As ideias se aperfeiçoam. O significado das palavras participa do aperfeiçoamento. O plágio é necessário. O progresso implica nisso. Ele aproveita uma frase de um autor, faz uso de sua expressão, apaga uma falsa ideia e a subsitui pela ideia certa.

Marcel Duchamp (foto acima), um dos primeiros do século XX a descobrir o potencial da recombinação, apresentou uma forma precoce dessa nova estética com sua série de readymades, sendo que a mais famosa é o conhecido urinol, “realizado” em 1917 quando do envio do objeto ao Salão de Associação de Artistas Independentes sob o pseudônimo R. Mutt. Duchamp pegou objetos em relação aos quais ele era “visualmente indiferente” e os recontextualizou de modo a deslocar seus significados. Ao tirar o urinol do banheiro, assiná-lo e colocá-lo sobre um pedestal em uma galeria de arte, o significado se afastava da interpretação funcional anterior do objeto e se justapunha a uma outra possibilidade – o significado como obra de arte.

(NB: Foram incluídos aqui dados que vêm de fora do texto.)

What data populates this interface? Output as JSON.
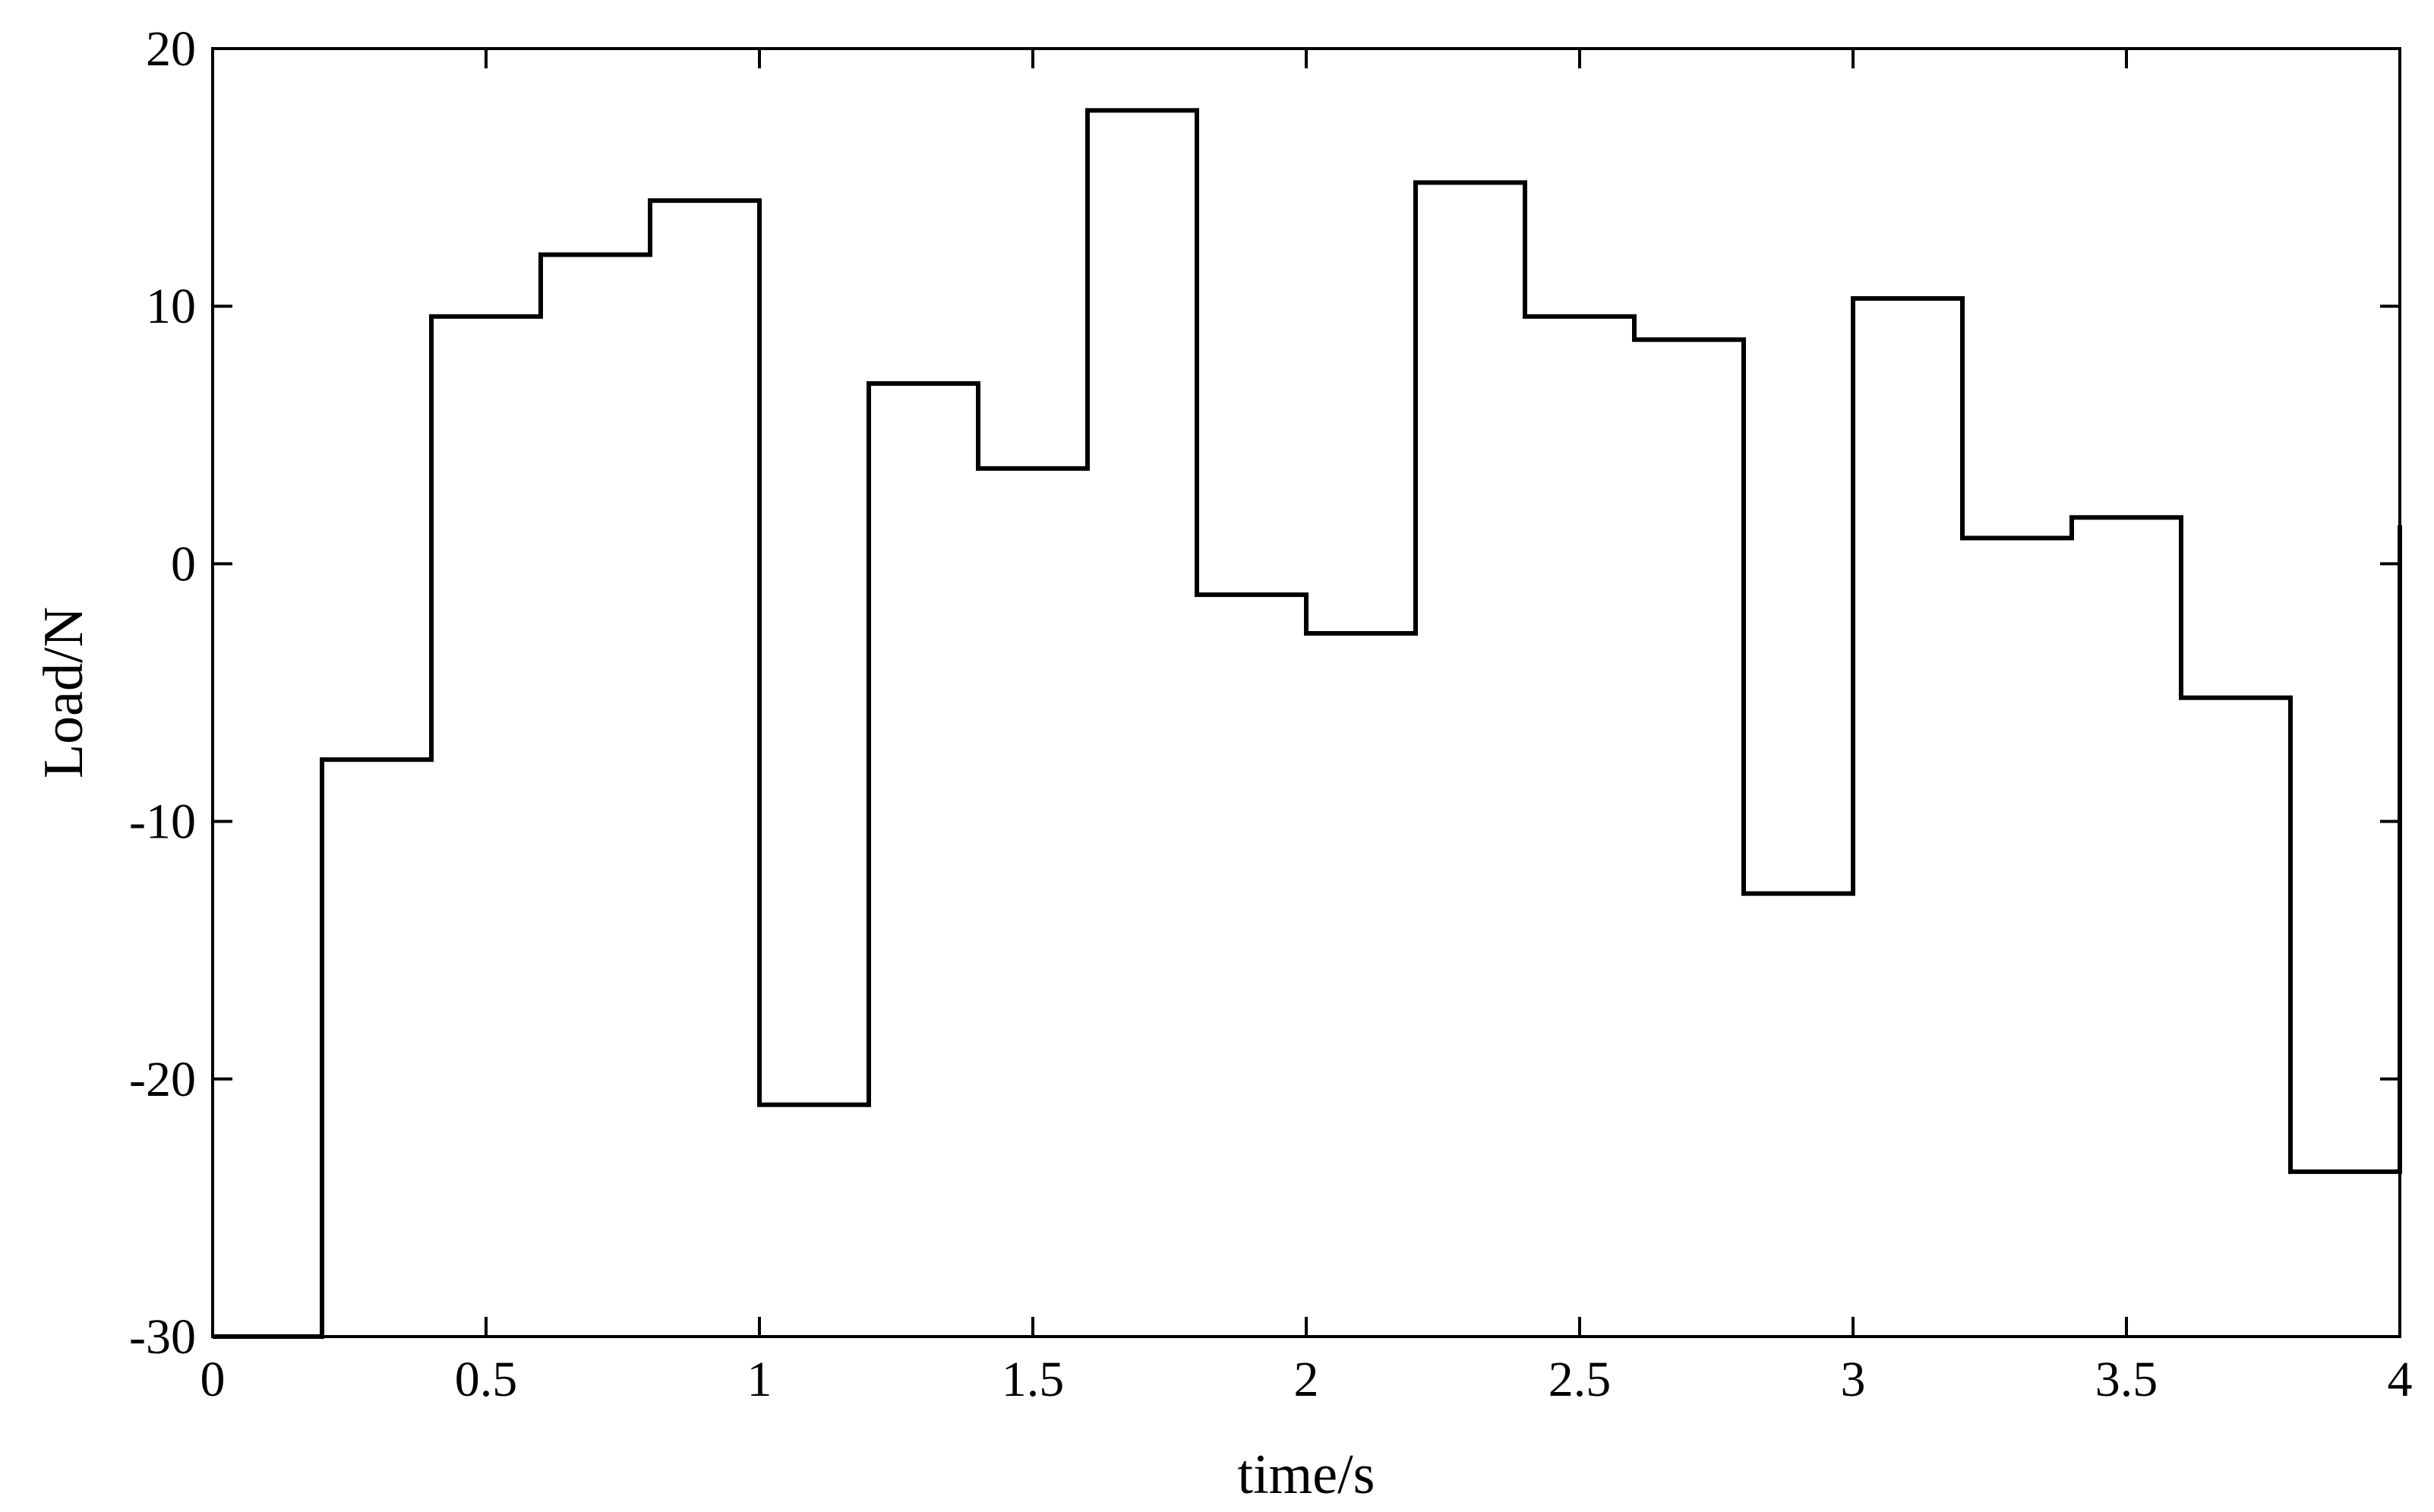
{
  "chart_data": {
    "type": "line",
    "step": true,
    "title": "",
    "xlabel": "time/s",
    "ylabel": "Load/N",
    "xlim": [
      0,
      4
    ],
    "ylim": [
      -30,
      20
    ],
    "xticks": [
      0,
      0.5,
      1,
      1.5,
      2,
      2.5,
      3,
      3.5,
      4
    ],
    "xtick_labels": [
      "0",
      "0.5",
      "1",
      "1.5",
      "2",
      "2.5",
      "3",
      "3.5",
      "4"
    ],
    "yticks": [
      -30,
      -20,
      -10,
      0,
      10,
      20
    ],
    "ytick_labels": [
      "-30",
      "-20",
      "-10",
      "0",
      "10",
      "20"
    ],
    "grid": false,
    "line_color": "#000000",
    "series": [
      {
        "x": [
          0,
          0.2,
          0.4,
          0.6,
          0.8,
          1.0,
          1.2,
          1.4,
          1.6,
          1.8,
          2.0,
          2.2,
          2.4,
          2.6,
          2.8,
          3.0,
          3.2,
          3.4,
          3.6,
          3.8
        ],
        "values": [
          -30,
          -7.6,
          9.6,
          12.0,
          14.1,
          -21.0,
          7.0,
          3.7,
          17.6,
          -1.2,
          -2.7,
          14.8,
          9.6,
          8.7,
          -12.8,
          10.3,
          1.0,
          1.8,
          -5.2,
          -23.6
        ],
        "x_end": 4.0,
        "end_value": 1.5
      }
    ]
  }
}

Aqui, se percebe mais uma vez a falha do essencialismo romântico, que colocava a obra de arte como produto de uma natureza divina, que privilegia o trabalho criativo individual como de um “gênio” que tira somente de si mesmo a criação, em raros momentos de inspiração. Um tipo de falha que se, hoje, parece escandalosa, antes da tecnologia digital era até mesmo compreensível, pois as perspectivas culturais da época se desenvolviam de modo que tornavam os textos mais fáceis de serem percebidos como obras individuais. As obras culturais apresentavam a si mesmos como unidades distintas; a influência de cada uma avançava de forma lenta o suficiente para permitir a evolução ordenada de um argumento ou de uma estética.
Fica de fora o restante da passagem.